Born in Canig, Germany (now Kaniów, Poland) to a Lutheran pastor and his wife, Werner Drewes (American, 1899-1985) is considered one of the founding fathers of American Abstraction by introducing the concepts of the Bauhaus to the United States. Although his family was hoping his artistic leanings would lead him to a career in architecture, Drewes was drawn to visual art and the new wave of abstraction that was emerging in artistic circles. After serving in the German army in World War I, he traveled and created art, most notably at the famous Bauhaus School. Drewes accrued an impressive list of colleagues and friends, including Paul Klee, László Moholy-Nagy, and Wassily Kandinsky. The rise of Nazism and accompanying disdain for abstract art, Drewes moved to New York City in 1930. Continuing his friendship and mentorship with Kandinsky, Drewes immediately immersed himself in the artistic circles of New York and was widely exhibited by public institutions and private galleries.

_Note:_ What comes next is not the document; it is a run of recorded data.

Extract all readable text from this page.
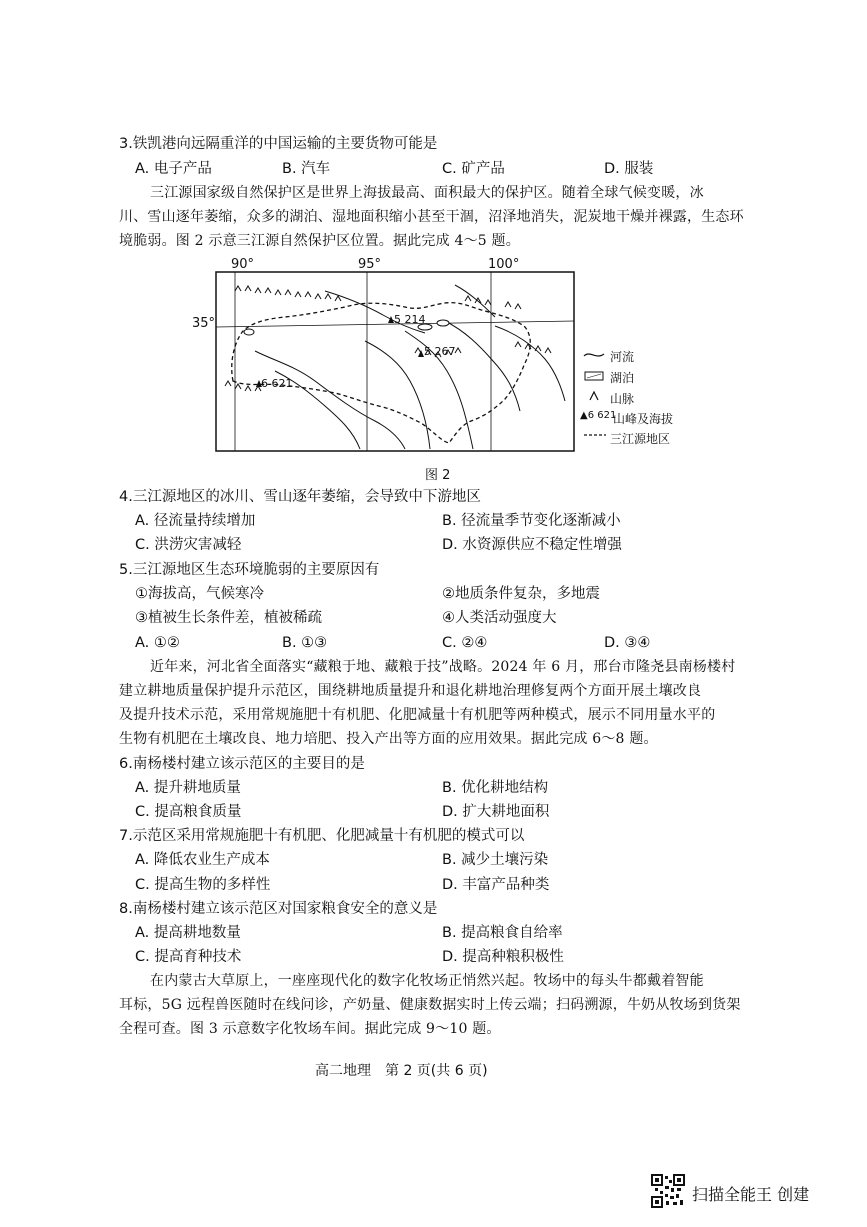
3.铁凯港向远隔重洋的中国运输的主要货物可能是
A. 电子产品	B. 汽车	C. 矿产品	D. 服装
三江源国家级自然保护区是世界上海拔最高、面积最大的保护区。随着全球气候变暖，冰
川、雪山逐年萎缩，众多的湖泊、湿地面积缩小甚至干涸，沼泽地消失，泥炭地干燥并裸露，生态环
境脆弱。图 2 示意三江源自然保护区位置。据此完成 4～5 题。
5 214
5 267
6 621
90°	95°	100°
35°
河流
湖泊
山脉
▲6 621
山峰及海拔
三江源地区
图 2
4.三江源地区的冰川、雪山逐年萎缩，会导致中下游地区
A. 径流量持续增加	B. 径流量季节变化逐渐减小
C. 洪涝灾害减轻	D. 水资源供应不稳定性增强
5.三江源地区生态环境脆弱的主要原因有
①海拔高，气候寒冷	②地质条件复杂，多地震
③植被生长条件差，植被稀疏	④人类活动强度大
A. ①②	B. ①③	C. ②④	D. ③④
近年来，河北省全面落实“藏粮于地、藏粮于技”战略。2024 年 6 月，邢台市隆尧县南杨楼村
建立耕地质量保护提升示范区，围绕耕地质量提升和退化耕地治理修复两个方面开展土壤改良
及提升技术示范，采用常规施肥十有机肥、化肥减量十有机肥等两种模式，展示不同用量水平的
生物有机肥在土壤改良、地力培肥、投入产出等方面的应用效果。据此完成 6～8 题。
6.南杨楼村建立该示范区的主要目的是
A. 提升耕地质量	B. 优化耕地结构
C. 提高粮食质量	D. 扩大耕地面积
7.示范区采用常规施肥十有机肥、化肥减量十有机肥的模式可以
A. 降低农业生产成本	B. 减少土壤污染
C. 提高生物的多样性	D. 丰富产品种类
8.南杨楼村建立该示范区对国家粮食安全的意义是
A. 提高耕地数量	B. 提高粮食自给率
C. 提高育种技术	D. 提高种粮积极性
在内蒙古大草原上，一座座现代化的数字化牧场正悄然兴起。牧场中的每头牛都戴着智能
耳标，5G 远程兽医随时在线问诊，产奶量、健康数据实时上传云端；扫码溯源，牛奶从牧场到货架
全程可查。图 3 示意数字化牧场车间。据此完成 9～10 题。
高二地理　第 2 页(共 6 页)
扫描全能王 创建
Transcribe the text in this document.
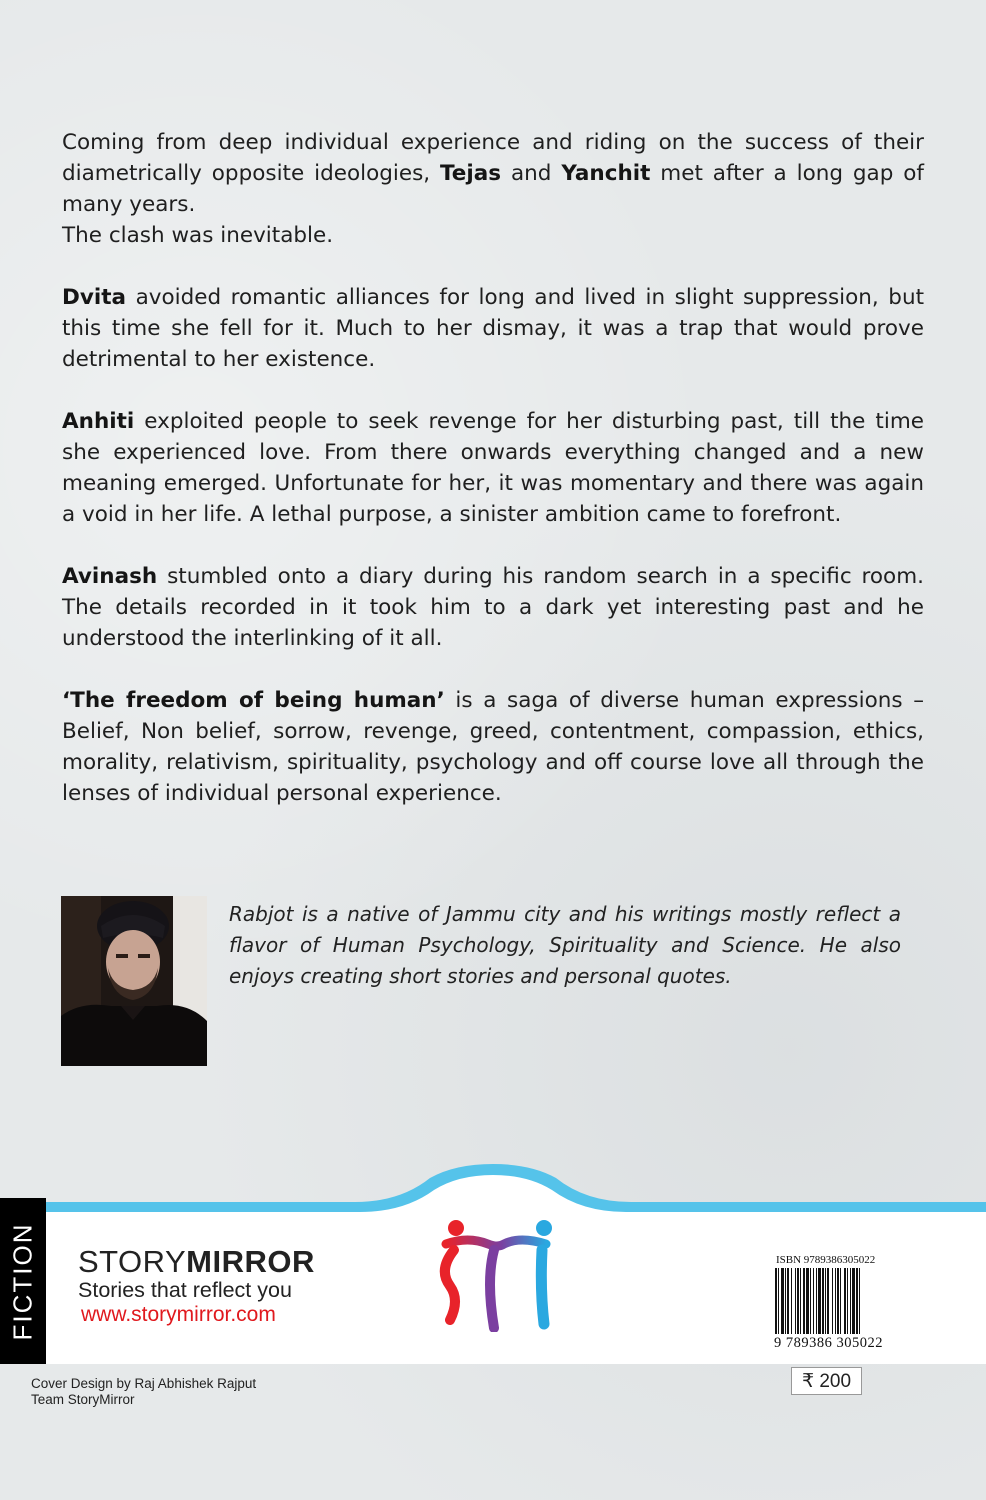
Coming from deep individual experience and riding on the success of their diametrically opposite ideologies, Tejas and Yanchit met after a long gap of many years.

The clash was inevitable.

Dvita avoided romantic alliances for long and lived in slight suppression, but this time she fell for it. Much to her dismay, it was a trap that would prove detrimental to her existence.

Anhiti exploited people to seek revenge for her disturbing past, till the time she experienced love. From there onwards everything changed and a new meaning emerged. Unfortunate for her, it was momentary and there was again a void in her life. A lethal purpose, a sinister ambition came to forefront.

Avinash stumbled onto a diary during his random search in a specific room. The details recorded in it took him to a dark yet interesting past and he understood the interlinking of it all.

‘The freedom of being human’ is a saga of diverse human expressions – Belief, Non belief, sorrow, revenge, greed, contentment, compassion, ethics, morality, relativism, spirituality, psychology and off course love all through the lenses of individual personal experience.

Rabjot is a native of Jammu city and his writings mostly reflect a flavor of Human Psychology, Spirituality and Science. He also enjoys creating short stories and personal quotes.
FICTION STORYMIRROR
Stories that reflect you
www.storymirror.com
ISBN 9789386305022
9 789386 305022
₹ 200
Cover Design by Raj Abhishek Rajput
Team StoryMirror
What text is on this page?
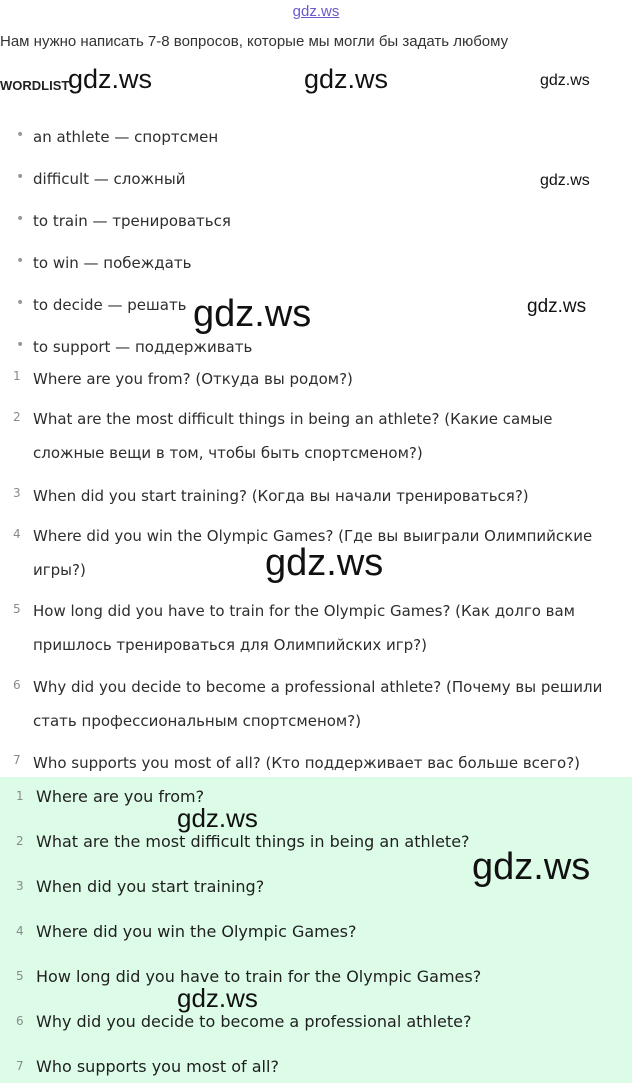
gdz.ws
Нам нужно написать 7-8 вопросов, которые мы могли бы задать любому
WORDLIST
• an athlete — спортсмен
• difficult — сложный
• to train — тренироваться
• to win — побеждать
• to decide — решать
• to support — поддерживать
1 Where are you from? (Откуда вы родом?)
2 What are the most difficult things in being an athlete? (Какие самые сложные вещи в том, чтобы быть спортсменом?)
3 When did you start training? (Когда вы начали тренироваться?)
4 Where did you win the Olympic Games? (Где вы выиграли Олимпийские игры?)
5 How long did you have to train for the Olympic Games? (Как долго вам пришлось тренироваться для Олимпийских игр?)
6 Why did you decide to become a professional athlete? (Почему вы решили стать профессиональным спортсменом?)
7 Who supports you most of all? (Кто поддерживает вас больше всего?)
1 Where are you from?
2 What are the most difficult things in being an athlete?
3 When did you start training?
4 Where did you win the Olympic Games?
5 How long did you have to train for the Olympic Games?
6 Why did you decide to become a professional athlete?
7 Who supports you most of all?
gdz.ws	gdz.ws	gdz.ws
gdz.ws
gdz.ws
gdz.ws
gdz.ws
gdz.ws
gdz.ws
gdz.ws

Werner Drewes’ abstraction was influenced by his travels and his artistic comrades. His work was grounded in reality and had more natural forms than many of his famous contemporaries. His prints also embraced Bauhaus brutalism, abstractionists’ color, and repetition of shapes and patterns.
He became an American citizen and participated in many artistic organizations such as the American Artists’ Congress, American Abstract Artists, and creating prints for the Graphic Arts Division of the WPA Federal Art Project. His collective spirit and gift for bringing people together drew him to teaching. He taught at numerous institutions, including Columbia University, Brooklyn College, Chicago’s Institute of Design, Washington University in St. Louis and more.